Increase to Supplemental Security Income for elderly and disabled passes in the Legislature but dies in final budget negotiations with the Governor

This article was written for the Hunger Coalition by Kristen Aster at Hunger Advocacy Network

After months of advocacy by organizations around the state, joined under the umbrella Californians for SSI (CA4SSI), on June 15, 2015 the California Legislature passed a state budget that increased investment in the SSI/SSP program for the first time in years. This budget provided a $10 per month increase for individuals who receive SSI/SSP and scheduled a reinstatement of Cost of Living Adjustments (COLAs) to the state portion of the grant in 2020. While the monthly grant increase was not enough to bring SSI/SSP recipients above the poverty line, it would have helped elderly, blind, and disabled individuals stretch their extremely limited budgets of $889 per month for housing, medicine, and food that much further. San Diego’s Assemblymember Shirley Weber, Chair of the Assembly Budget Committee, spoke up strongly for SSI/SSP recipients in San Diego during budget hearings.

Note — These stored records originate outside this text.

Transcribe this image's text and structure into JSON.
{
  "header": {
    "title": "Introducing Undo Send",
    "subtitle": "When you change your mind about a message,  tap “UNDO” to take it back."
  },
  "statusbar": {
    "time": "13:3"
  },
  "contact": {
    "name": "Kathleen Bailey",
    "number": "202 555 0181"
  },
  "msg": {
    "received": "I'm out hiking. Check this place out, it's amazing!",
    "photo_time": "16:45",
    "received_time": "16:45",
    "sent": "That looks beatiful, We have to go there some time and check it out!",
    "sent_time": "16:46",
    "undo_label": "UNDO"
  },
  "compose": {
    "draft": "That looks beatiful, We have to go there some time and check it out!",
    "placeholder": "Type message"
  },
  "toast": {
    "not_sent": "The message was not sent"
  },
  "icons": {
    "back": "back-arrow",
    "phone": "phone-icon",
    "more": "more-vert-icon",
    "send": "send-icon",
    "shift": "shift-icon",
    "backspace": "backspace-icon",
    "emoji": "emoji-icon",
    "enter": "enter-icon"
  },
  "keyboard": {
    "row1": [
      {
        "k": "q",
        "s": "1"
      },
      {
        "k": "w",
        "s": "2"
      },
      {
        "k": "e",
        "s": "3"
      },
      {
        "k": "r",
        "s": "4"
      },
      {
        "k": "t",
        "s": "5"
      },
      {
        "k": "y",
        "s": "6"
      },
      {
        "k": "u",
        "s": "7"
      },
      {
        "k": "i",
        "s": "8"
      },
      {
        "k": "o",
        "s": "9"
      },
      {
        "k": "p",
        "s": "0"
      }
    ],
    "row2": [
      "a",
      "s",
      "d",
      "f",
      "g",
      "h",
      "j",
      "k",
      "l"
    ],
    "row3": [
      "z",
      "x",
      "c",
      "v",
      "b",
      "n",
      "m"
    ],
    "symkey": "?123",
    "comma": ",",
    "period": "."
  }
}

Due to differing estimates between the Legislature and Governor Brown of anticipated state revenues in the upcoming fiscal year, a 2015-16 budget agreement was reached that unfortunately cut these new SSI/SSP investments from the final budget, as well as most of the other new investments made by the Legislature in social safety net programs. This revised budget passed the Legislature on June 19, 2015.

A positive state economic outlook, strong payments into constitutionally-required education guarantees, and significant progress this year in creating awareness about the needs of SSI/SSP recipients all bode well for securing these gains through renewed advocacy efforts next year. In the meantime, however, low-income, food insecure San Diegans who rely on SSI/SSP to meet their most basic needs will remain vulnerable to hunger.